Now I am all for trusting the process. Maybe no complaint free. I am human after all. But enjoying the journey? Maybe when I look back I can admit the journey was wonderful and I enjoyed it. But in the moment I am not convinced that I enjoy the journey from day to day. Or hour to hour for that matter.
I am on prep again. It’s my 6th prep so I am not new to this. Or new to the process. But I struggle to trust the process from time to time. I am determined and consistent so I promise you I wont give up. But I think its important to show people that even athletes struggle to trust the process every day or to even enjoy the journey every step of the way.
I recall first getting my fitness level back after my back injury. I couldn’t recognize myself in the mirror. I felt hopeless. I felt uncomfortable in my own skin. I didn’t want people see me at my worst. It was so difficult to motivate myself.

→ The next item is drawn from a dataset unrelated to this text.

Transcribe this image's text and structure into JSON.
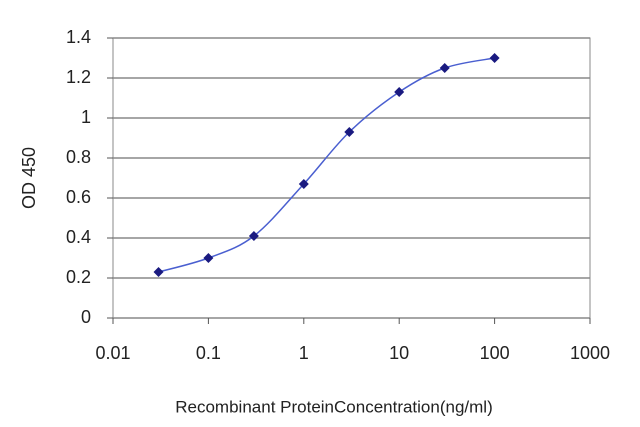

I struggled just getting my shoes on and going to the gym. For real. I had to force myself to just get in the car and drive to the gym and then to get into the gym.
This diagram is perfect. Part of trusting the process is to:
I had to remind myself who I was doing this for. I wasnt just doing this for myself. I was doing it for my kids. They deserved their mom back. I wanted to show them that you can do hard things. I wanted to show them what it meant to love your bodies.
It wasn’t easy. At all but stepping on stage the first time was a testament to me that I did it. I was so proud of myself.
This was the reassurance I needed that I did it. First of all I made it onto my teens IG. Now thats HUGE. But what she wrote touched me so deeply. She understood that I did it for me first.
Now I am sure you are all like, Why would you do a show in that shape. OR post it again for everyone to see. Well we all start somewhere and at this point in time I was so HAPPY with my transformation. I had lots nearly 50# to get on this stage and just had spinal surgery 6 months previous and spent 8 weeks in bed recovering.
Now fast forward nearly two years. I have several shows under my belt and back on prep with an amazing coach. But I am also the leanest I’ve ever been this far out from a show. Yes, I have lots to imporve. I listen to my coach and do what I’m told.
I find its easier for me when I ask my coach more questions. I find when I understand why the cardio changes and why the food changes its a little easier. I am training split days currently but doing cardio 7 days. So the days I dont train with weights I have to still do cardio and its HARD. I loathe cardio. Truly. People who love it are a special breed.
Reality is, I struggle to be positive every step of the way. I LOVE the transformations I get to make and see. But some parts of the process are a struggle to me and I want everyone to know. It’s normal to struggle. It’s normal to hate some things. The difference we need to make is to be happy. To do it anyways. And most importantly that we DONT GIVE UP.